How Republicans Are Trying to Sink Xavier Becerra’s HHS Nomination

Painting Becerra as a left-wing radical, the GOP is putting pressure on certain Dem senators to vote against the confirmation

With Neera Tanden withdrawing her nomination to head the Office of Management and Budget, the GOP is channeling its energy toward scuttling Xavier Becerra’s bid to become Health and Human Services secretary, focusing on his four years as California’s attorney general—and playing fast and loose with the actual facts of his tenure.

On Wednesday—the same day that the Senate Finance Committee deadlocked on a vote to advance Becerra’s nomination—conservative group Heritage Action announced a $500,000 campaign opposing Becerra and released two ads aimed at persuading centrist Democrats in Arizona and West Virginia to vote no on President Biden’s pick, The Hill reports.
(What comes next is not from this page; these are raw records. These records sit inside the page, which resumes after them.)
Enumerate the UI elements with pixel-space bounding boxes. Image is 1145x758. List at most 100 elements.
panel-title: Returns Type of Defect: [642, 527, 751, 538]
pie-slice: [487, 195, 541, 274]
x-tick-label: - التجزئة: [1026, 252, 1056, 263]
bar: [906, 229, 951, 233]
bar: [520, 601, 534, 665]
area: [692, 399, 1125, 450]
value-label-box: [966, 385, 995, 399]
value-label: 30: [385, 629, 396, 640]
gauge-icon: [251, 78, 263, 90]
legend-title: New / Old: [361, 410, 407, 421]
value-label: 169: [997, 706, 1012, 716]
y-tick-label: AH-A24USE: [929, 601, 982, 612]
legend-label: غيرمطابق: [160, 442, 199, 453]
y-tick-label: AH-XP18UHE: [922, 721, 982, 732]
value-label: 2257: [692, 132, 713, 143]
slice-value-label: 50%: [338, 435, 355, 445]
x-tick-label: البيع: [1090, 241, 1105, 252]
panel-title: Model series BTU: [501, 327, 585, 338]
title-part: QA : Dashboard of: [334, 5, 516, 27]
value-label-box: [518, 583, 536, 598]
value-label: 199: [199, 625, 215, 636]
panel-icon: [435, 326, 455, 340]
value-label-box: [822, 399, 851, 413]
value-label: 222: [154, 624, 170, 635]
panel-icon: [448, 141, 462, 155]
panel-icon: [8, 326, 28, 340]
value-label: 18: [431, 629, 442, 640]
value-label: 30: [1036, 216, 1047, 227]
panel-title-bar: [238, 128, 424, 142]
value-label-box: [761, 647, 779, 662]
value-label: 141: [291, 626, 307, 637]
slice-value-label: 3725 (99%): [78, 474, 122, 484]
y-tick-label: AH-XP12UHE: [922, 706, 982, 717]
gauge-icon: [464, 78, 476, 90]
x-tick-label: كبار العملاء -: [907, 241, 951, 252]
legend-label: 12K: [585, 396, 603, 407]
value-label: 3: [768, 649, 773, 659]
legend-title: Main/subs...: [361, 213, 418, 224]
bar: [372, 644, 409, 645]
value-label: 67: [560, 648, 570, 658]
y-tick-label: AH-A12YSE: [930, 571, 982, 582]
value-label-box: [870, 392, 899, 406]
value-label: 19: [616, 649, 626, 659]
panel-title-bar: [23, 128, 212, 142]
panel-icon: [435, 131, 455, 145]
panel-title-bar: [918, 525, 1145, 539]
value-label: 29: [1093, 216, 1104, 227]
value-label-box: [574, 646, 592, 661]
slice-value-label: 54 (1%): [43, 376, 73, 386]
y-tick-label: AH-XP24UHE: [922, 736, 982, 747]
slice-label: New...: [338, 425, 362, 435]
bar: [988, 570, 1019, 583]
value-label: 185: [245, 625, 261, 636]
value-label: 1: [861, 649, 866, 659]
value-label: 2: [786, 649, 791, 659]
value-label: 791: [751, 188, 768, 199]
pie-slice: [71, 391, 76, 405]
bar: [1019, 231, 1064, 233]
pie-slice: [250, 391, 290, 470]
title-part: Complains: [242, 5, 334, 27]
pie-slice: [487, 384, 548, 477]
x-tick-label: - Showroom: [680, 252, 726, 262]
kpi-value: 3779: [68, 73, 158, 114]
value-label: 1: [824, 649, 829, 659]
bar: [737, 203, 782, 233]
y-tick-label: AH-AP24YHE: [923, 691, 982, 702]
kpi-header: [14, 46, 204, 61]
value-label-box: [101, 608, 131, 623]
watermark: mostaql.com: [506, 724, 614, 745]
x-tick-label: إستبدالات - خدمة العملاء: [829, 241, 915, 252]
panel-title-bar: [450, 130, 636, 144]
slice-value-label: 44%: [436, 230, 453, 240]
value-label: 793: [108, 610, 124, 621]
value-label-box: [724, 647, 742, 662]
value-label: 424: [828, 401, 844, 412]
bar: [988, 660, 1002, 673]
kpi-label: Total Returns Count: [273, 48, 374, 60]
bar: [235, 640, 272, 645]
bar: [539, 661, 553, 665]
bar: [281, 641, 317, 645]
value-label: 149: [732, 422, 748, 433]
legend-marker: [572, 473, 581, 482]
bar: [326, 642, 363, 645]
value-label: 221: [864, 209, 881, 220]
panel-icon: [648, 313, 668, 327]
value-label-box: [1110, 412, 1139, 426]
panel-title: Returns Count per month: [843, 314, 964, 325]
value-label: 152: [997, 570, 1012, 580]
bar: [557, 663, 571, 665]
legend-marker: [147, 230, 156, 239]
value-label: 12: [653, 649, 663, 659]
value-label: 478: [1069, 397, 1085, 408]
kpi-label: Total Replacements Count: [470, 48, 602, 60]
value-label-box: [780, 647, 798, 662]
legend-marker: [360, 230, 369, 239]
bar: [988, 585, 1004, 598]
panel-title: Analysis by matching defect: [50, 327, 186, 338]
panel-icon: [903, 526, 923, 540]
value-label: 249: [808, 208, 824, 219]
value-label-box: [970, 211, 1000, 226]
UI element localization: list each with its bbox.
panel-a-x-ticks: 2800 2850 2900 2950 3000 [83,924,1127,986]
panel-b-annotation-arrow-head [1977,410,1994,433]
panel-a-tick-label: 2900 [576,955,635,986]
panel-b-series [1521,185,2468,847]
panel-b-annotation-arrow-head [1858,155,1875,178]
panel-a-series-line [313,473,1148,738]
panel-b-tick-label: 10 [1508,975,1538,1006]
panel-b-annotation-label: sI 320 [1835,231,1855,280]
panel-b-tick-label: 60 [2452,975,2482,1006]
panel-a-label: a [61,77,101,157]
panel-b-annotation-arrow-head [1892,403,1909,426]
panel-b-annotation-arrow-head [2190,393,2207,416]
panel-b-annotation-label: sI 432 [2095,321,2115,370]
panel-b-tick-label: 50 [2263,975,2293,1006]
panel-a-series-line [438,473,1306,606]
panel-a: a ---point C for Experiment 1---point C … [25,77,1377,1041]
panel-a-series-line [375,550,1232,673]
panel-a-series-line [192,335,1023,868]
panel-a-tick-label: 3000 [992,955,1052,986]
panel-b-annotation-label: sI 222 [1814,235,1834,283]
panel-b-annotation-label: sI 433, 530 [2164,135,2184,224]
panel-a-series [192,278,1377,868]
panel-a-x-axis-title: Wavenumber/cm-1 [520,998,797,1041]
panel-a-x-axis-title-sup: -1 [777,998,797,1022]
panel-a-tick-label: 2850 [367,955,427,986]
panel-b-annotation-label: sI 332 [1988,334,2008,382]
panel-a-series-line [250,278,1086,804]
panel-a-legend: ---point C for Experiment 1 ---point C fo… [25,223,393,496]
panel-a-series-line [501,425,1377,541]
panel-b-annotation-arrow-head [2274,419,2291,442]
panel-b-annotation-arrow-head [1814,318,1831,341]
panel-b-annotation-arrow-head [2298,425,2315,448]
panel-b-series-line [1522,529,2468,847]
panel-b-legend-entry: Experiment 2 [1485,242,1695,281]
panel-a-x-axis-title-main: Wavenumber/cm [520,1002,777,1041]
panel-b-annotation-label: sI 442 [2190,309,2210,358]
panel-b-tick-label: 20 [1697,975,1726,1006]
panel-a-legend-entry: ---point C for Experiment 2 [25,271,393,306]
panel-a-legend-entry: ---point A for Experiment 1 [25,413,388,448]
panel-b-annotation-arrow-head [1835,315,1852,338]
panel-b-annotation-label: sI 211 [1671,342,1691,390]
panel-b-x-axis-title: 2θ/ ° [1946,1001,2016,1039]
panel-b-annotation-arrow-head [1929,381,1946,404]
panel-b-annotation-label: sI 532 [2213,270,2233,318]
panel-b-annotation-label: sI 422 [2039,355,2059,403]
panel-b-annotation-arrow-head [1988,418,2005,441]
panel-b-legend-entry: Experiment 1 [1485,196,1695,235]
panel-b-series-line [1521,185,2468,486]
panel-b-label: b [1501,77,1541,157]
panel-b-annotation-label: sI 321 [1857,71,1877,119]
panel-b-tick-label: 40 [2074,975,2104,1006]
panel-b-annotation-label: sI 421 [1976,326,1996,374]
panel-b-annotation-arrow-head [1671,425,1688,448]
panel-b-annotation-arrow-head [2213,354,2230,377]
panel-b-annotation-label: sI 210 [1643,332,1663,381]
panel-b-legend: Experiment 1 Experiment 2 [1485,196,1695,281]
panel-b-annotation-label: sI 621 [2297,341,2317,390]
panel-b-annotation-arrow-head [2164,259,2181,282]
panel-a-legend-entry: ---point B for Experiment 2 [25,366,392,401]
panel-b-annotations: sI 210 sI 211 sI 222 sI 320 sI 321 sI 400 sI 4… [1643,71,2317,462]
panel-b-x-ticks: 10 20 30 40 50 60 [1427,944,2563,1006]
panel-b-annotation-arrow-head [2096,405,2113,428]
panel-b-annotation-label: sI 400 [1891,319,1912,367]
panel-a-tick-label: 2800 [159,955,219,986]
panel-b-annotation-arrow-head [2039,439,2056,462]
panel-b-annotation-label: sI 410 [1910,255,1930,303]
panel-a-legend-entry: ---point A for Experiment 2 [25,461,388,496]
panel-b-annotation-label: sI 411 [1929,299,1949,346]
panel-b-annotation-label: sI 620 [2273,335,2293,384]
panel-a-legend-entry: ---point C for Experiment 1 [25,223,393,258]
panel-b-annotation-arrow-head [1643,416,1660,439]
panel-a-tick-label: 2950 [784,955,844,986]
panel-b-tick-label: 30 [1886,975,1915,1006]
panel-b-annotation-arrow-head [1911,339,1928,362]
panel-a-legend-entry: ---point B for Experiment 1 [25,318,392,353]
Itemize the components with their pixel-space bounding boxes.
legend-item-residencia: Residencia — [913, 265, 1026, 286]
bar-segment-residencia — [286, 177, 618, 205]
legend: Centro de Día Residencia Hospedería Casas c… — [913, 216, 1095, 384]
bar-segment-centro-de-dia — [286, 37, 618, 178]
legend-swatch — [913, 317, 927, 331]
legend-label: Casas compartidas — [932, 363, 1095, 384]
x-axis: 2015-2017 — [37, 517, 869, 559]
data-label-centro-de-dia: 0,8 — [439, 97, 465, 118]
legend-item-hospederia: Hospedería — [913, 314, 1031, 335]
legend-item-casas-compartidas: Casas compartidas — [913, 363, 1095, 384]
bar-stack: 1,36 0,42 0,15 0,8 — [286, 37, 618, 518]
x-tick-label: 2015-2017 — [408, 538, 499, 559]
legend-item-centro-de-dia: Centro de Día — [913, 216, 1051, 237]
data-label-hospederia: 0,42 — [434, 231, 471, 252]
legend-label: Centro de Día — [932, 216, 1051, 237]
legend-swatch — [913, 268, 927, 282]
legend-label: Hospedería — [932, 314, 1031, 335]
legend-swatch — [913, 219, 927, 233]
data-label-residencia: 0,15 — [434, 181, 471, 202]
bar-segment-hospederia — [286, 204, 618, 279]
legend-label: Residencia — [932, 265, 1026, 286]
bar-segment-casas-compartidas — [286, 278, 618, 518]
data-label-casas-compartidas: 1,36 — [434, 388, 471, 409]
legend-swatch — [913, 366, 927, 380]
The West Virginia ad frames the Becerra vote as “a big test for Joe Manchin,” who opposed Tanden’s nomination, with a narrator saying that Becerra “thinks guns are a health crisis and wants to ban them” and “is against coal,” claiming he “tried to ban it from California ports.”

As California’s top cop, Becerra did oversee the state’s Department of Justice in 2020 when it seized firearms, assault rifles, drugs, and thousands of rounds of ammunition as the result of ammunition background checks. Those background checks resulted from the passage of Proposition 63, a voter initiative that was overwhelmingly supported by Californians in 2016.

As for coal, Becerra joined 21 other states in 2019 to sue the Trump administration over its attempt to ease restrictions on coal-burning power plants, and in 2017 he filed suit against the U.S. Department of Interior to challenge its decision to allow coal leasing on public land. In 2018, Becerra sided with Oakland residents who didn’t want a developer transporting coal through a marine terminal that had been a military base.

The Arizona ad, aimed at Democratic Senators Kyrsten Sinema and Mark Kelly, opens with a narrator saying, “Our two Senators can stop one radical nominee,” adding, “Becerra has zero medical experience unless you count suing Catholic nuns, trying to force them to pay for abortions.”

This claim stems from another suit Becerra brought against the Trump administration, opposing efforts to expand religious exemptions for employers who don’t want their insurance plans to pay for contraception. Although Becerra initially made a case against the government, along the way a court allowed a group of nuns called the Little Sisters to intervene as defendants in the case.

As Becerra testified during his hearing last week, “I have never sued a nun—any nuns.”

Republicans are also going after Becerra’s record on the pandemic as well as his history of defending abortion rights.

Questioning Becerra during the Finance Committee hearing, Republican Senator John Thune of South Dakota said that as Attorney General Becerra “spent an inordinate amount of time and effort suing pro-life organizations.”

Thune then asked, “If confirmed, how do you assure us? Because I think the majority of the American people would not want their secretary of Health and Human Services focused or fixated on expanding abortion when we got all of these public health issues to deal with.”

“I understand that Americans have different deeply held beliefs on this particular issue,” Becerra answered. “It’s my job to defend the rights of my state.”

Defending the nominee, Oregon Democrat and Finance Committee Chair Ron Wyden said Republicans are using the pandemic “to peddle misleading or demonstrably false attacks.” He also pointed out that Becerra has promised to follow the law and science when it comes to women’s health.

“Folks have a constitutional right to say that’s a radical position,” Wyden said. “I don’t share that view.”

So far, the Biden administration still has Becerra’s back.

“We remain confidently behind the nomination,” White House press secretary Jen Psaki said Wednesday.